Observed by NASA's venerable satellite telescope as a stream of star and gas rushing towards the center of a large, oddly-shaped stellar nursery in the nearby Small Magellanic Cloud. There are so many formations to be observed in our universe that we are faced with new news every day.

As seen in a recently released image by the Hubble Space Telescope, astronomers believe that the outer arm of this stellar and gas spiral may be providing a river-like stream of gas that supports star formation in the stellar nursery known as NGC 346.

As the 13,8 billion-year-old galaxy is only a few billion years old and undergoes a stellar "baby boom" of intense star formation, the discovery may yield important clues to how stars are created.

Without stars, there would be no life on Earth, but we still don't fully understand how they formed, according to research leader and astronomer Elena Sabbi of the Space Telescope Science Institute in Baltimore, which oversees Hubble.

“We have a number of models that make predictions, some of which are inconsistent. Since these are the principles we need to interpret what we see in the early cosmos, we are interested in figuring out what controls star formation.

NGC 346 is only 150 light-years in diameter and consists of stellar matter with 50.000 solar masses. Astronomers were stunned by the region's rapid star production.

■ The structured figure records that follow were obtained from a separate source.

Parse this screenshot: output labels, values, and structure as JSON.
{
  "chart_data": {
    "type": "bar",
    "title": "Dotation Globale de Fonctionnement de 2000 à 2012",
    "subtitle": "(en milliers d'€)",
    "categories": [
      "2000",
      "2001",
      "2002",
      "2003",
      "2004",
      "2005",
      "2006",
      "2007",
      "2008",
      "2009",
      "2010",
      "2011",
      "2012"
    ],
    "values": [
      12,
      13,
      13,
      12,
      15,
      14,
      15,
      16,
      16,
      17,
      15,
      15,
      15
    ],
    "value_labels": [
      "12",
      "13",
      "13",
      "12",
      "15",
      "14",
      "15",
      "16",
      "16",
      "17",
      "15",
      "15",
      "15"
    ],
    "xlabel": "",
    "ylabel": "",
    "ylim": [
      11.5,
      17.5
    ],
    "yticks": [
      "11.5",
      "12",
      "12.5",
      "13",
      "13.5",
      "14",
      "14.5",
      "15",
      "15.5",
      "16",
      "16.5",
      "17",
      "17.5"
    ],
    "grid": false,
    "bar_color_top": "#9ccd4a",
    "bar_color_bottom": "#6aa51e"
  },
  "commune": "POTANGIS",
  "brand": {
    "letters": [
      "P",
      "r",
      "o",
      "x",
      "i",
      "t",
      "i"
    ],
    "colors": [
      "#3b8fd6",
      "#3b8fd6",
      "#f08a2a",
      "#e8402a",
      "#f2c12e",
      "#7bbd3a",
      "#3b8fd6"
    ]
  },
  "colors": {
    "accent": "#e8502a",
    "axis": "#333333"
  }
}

NGC 346 is located in the Small Magellanic Cloud, about 200.000 light-years from Earth.

This distance is information that can provide astronomers with information about the early universe. The observation of newer light compared to the light coming from a farther distance also contains information from different periods of our universe. However, the dwarf galaxy is similar to the first galaxies in several respects.

How Does Star Formation Occur?

The successive generations of stars turned into supernovae, exploded, and seeded space with the atoms they formed during their lifetimes. Similar to early galaxies not yet enriched with heavier elements, the Small Magellanic Cloud has a simpler chemical structure than the Milky Way.

Stars in the Small Magellanic Cloud are hotter than stars in the Milky Way due to their chemical simplicity and burn fuel faster, causing them to age faster than stars in our galaxy.

Still, the researchers found that despite these changes, star formation in the Small Magellanic Cloud continues similarly to that in the Milky Way.

Astronomers used the Hubble Space Telescope and the Very Large Telescope (VLT) in northern Chile to study star formation in the Small Magellanic Cloud in two different ways.

Hubble was used by Sabbi and his team to track changes in star positions across the galaxy over an 11-year period.

Because stars travel at roughly 2.000 miles (3.200 kph), they travel 11 million miles (200 million kilometers) or more than twice the distance from Earth to the sun in 320 years.

But that's still a very small distance from our perspective, 150 light-years away, so Hubble's power was needed to detect and resolve the small position changes of these stars.

The VLT's Multi-Unit Spectroscopic Explorer (MUSE) instrument was used by a second team of astronomers led by Peter Zeidler of the European Space Agency (ESA) to measure the radial velocity of stars, or how fast a star is moving.

A stellar spiral could be seen using both observing techniques as it entered the center of NGC 346, aided by gas for star formation.

In the same statement, Zeidler said, “What is really surprising is that we use two completely different methodologies with different possibilities and arrive at basically the same result independently.” "With Hubble you can see stars, but with MUSE we can also detect the velocity of third-dimensional gas, and this supports the idea that everything is spinning inward," says the researcher.

The importance of spiral development in the birth of stars was also discussed by Zeidler.

The spiral is a pretty good, natural mechanism for feeding star formation from the outside of the cluster to its core, he said. This is the most efficient way for stars and gas to migrate in that direction, causing more star formation.

 

 

 

 

 

 

📩 11/09/2022 09:09

Be the first to comment

Leave a response

Your email address will not be published.